Former Pak envoy to US questions Islamabad's Kashmir policy

Pakistan needs to do a little introspection that can we continue this for ever and ever and still have credibility, Haqqani said.

Update: 2017-02-13 05:15 GMT
Pakistan's former ambassador to the US, Husain Haqqani, also poked fun at the letter. (Photo: AFP)

Washington: Questioning Pakistan's decades-old Kashmir policy, a former top envoy of the country has said even resolving the issue would unlikely address the challenge of terrorism, sectarian conflict or the Taliban abandoning its goal of establishing an "old Islamic order" in Afghanistan.

"Even if Kashmir is resolved how would that end sectarian terrorism, because sectarian terrorism is about killing people who do not have same religious sect as you have.
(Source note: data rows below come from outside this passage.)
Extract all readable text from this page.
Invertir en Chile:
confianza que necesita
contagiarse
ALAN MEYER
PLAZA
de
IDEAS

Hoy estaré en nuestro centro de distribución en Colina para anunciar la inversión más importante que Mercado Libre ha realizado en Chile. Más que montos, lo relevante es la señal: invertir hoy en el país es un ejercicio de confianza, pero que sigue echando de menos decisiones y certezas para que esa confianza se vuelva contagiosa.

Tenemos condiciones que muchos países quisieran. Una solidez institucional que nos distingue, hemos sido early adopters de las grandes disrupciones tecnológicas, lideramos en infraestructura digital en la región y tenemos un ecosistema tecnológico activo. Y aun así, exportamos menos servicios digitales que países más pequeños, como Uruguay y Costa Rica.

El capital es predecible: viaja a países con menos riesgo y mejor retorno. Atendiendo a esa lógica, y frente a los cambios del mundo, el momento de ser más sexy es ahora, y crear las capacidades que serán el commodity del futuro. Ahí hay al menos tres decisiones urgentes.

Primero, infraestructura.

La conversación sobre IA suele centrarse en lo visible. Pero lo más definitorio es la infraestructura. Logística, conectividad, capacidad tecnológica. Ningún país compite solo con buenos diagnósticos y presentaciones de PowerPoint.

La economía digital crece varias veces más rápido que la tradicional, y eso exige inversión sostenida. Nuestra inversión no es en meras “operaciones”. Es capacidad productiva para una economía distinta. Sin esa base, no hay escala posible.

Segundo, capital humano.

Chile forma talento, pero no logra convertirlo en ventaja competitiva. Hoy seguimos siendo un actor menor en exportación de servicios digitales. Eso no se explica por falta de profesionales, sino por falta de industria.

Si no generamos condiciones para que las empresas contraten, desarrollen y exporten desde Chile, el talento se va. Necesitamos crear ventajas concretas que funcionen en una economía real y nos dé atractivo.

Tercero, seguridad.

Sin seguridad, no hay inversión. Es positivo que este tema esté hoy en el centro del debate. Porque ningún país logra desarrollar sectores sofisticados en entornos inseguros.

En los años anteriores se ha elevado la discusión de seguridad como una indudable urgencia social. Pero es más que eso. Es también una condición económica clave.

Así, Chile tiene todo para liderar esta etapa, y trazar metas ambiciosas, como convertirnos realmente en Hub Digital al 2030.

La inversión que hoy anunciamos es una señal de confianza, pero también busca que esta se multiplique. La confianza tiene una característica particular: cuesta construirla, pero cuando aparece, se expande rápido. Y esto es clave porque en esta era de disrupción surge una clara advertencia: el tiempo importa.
How would resolving Kashmir stop the Taliban, who are aimed at creating their old Islamic order in Afghanistan," former Pakistani ambassador to the US Husain Haqqani told a Washington audience on Friday.

"So sometimes ... making this a hyper nationalistic argument on the side of Pakistan and a very simplistic (one) that we have no choice in Pakistan's approach in America ...

We want both sides to actually rethink their positions," he said.

He said this during a discussion on a report, released by nearly a dozen top American thinktanks, that urges the Trump administration for a tougher line against Pakistan, involving both pragmatic engagement and consequences for uncooperative behaviour.

'A New US Approach to Pakistan: Enforcing Aid Conditions without Cutting Ties'- co-authored by Lis Curtis of The Heritage Foundation and Haqqani of the Hudson Institute- stops short of recommending declaring Pakistan a 'state sponsor of terrorism'.

Authored by a group of eminent US-based Pakistan experts, it calls for a sharper, clear-eyed US policy approach towards Pakistan.

"Pakistan needs to do a little introspection that can we continue this for ever and ever and still have credibility," Haqqani said about Islamabad's continued support to terrorist activities against its neighbours.

During the discussion, Haqqani was joined by Curtis and Christine Fair, a Georgetown University scholar and South Asia expert.

Fair, in her intervention, said Pakistan was "obsessed with trying to illegally occupy" other's territory.

The discussion witnessed acrimonious scenes when a group of pro-Pakistani people, including officials from the Pakistan embassy here and journalists, tried to disrupt the event.

One of the individuals was forced to leave the venue, as he repeatedly tried to disrupt the proceedings. While leaving, the individual accused Haqqani of being a "RAW agent."